The Dalasyslan who had escorted them into the room maneuvered over to a group of its compatriots, and another unfurled, oriented itself to Marce’s team, and began to speak. Marce couldn’t understand a single thing it was saying.
“Jill?” Marce said, to his linguist, after the Dalasyslan had stopped speaking.
“It’s Interdependency Standard,” Seve said. “Or was. There’s some sort of vowel shift going on.”
“Can you understand it?”
“Sort of.” Seve stepped forward to the standing Dalasyslan, and pointed to herself. “Human.” She pointed to Marce. “Human.” She did the same with Ells and Seve.

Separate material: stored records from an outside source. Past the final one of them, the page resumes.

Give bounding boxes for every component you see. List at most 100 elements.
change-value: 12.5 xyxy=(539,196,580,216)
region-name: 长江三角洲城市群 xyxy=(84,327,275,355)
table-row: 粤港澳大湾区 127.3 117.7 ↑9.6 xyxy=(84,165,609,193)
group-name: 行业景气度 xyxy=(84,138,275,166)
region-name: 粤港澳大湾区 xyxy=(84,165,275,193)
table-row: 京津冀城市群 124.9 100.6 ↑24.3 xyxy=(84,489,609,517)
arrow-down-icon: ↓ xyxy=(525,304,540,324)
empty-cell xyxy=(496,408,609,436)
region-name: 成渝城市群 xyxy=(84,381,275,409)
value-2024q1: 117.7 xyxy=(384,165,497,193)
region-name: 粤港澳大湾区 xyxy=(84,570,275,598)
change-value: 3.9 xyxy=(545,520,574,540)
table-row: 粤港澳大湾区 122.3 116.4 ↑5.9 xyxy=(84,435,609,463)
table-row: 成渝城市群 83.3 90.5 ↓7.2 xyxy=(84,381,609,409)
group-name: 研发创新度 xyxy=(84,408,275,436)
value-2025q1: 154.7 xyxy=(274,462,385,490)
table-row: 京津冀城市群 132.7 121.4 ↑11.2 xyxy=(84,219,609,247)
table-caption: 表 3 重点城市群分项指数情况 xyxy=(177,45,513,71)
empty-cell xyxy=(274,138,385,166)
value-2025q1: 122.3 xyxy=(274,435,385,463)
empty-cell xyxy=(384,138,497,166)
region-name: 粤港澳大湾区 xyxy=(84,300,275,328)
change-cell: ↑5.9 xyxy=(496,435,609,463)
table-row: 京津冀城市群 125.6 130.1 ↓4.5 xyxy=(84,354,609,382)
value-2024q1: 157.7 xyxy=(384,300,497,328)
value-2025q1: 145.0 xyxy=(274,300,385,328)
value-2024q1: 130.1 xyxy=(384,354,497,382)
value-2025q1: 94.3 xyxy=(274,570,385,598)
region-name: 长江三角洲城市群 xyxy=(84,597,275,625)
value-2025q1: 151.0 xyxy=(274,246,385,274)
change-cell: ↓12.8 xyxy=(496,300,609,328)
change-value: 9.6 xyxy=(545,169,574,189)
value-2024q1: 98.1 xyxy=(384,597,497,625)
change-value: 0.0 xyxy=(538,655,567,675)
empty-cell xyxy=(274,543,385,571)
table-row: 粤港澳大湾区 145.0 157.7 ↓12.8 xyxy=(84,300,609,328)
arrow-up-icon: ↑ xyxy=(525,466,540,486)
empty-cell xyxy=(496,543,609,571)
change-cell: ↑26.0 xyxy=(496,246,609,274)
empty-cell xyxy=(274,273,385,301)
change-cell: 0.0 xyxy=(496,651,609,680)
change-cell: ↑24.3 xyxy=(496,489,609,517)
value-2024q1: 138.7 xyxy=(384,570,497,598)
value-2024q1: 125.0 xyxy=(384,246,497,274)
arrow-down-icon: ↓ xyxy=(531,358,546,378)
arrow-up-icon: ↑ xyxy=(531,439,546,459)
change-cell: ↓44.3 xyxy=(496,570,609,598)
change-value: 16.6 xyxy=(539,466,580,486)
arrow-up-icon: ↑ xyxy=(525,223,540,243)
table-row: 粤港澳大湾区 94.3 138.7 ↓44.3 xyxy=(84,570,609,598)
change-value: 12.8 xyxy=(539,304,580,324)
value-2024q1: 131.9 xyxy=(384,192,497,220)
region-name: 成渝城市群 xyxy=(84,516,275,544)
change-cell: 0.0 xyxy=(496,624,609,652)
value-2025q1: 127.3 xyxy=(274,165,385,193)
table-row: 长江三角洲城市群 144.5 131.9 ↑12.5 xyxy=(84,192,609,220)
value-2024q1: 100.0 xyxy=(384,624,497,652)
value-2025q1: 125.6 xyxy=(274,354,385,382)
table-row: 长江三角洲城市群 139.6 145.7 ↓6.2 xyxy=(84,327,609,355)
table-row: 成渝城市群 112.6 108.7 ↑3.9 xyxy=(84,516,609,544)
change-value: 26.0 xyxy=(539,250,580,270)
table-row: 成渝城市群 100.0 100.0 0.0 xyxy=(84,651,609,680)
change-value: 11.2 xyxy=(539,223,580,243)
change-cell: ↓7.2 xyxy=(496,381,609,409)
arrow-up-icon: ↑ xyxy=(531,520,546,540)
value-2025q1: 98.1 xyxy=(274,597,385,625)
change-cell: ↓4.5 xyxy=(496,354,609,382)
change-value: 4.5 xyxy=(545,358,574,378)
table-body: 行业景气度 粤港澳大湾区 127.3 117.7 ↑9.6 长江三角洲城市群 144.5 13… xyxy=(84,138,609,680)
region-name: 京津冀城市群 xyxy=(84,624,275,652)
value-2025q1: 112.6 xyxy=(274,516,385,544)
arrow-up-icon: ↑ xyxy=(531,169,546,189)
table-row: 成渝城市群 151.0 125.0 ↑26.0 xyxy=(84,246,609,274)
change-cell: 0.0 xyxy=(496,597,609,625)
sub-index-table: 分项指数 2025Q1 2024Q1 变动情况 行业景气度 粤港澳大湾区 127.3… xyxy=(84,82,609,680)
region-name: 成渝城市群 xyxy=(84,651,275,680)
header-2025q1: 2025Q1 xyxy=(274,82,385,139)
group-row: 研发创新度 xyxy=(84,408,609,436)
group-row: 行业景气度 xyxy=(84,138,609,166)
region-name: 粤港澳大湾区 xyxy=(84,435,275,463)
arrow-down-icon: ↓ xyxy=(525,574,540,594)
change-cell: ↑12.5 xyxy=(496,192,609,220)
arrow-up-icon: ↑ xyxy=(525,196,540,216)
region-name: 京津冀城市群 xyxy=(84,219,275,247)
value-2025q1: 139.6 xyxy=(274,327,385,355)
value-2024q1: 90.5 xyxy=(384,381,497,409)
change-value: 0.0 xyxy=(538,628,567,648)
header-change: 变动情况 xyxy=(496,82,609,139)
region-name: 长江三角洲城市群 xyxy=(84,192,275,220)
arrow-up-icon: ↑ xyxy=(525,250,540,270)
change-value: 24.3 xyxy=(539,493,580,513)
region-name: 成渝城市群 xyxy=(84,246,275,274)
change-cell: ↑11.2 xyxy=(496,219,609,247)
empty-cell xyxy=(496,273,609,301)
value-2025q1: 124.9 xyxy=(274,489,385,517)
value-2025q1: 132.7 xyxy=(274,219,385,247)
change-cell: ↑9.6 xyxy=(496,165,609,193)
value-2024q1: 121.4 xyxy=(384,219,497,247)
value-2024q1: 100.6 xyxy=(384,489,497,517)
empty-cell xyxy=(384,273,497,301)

The Dalasyslan caught on easily enough and said a word that might have been “human” if someone had recorded the word, run it backward through a recording device, said that resulting word, reversed that, said that and then repeated the process a couple dozen times. Seve did the word game several more times with different objects in the room, getting the Dalasyslan version of it. Then she said something to the Dalasyslan in something that sounded, to Marce’s ears, like nothing resembling language.
The Dalasyslan nodded and waited.
“Wait, what did you just say?” Marce asked.
“I think I said, ‘Speak slow, your words are hard for us,’” Seve said. “I guess we’ll find out.”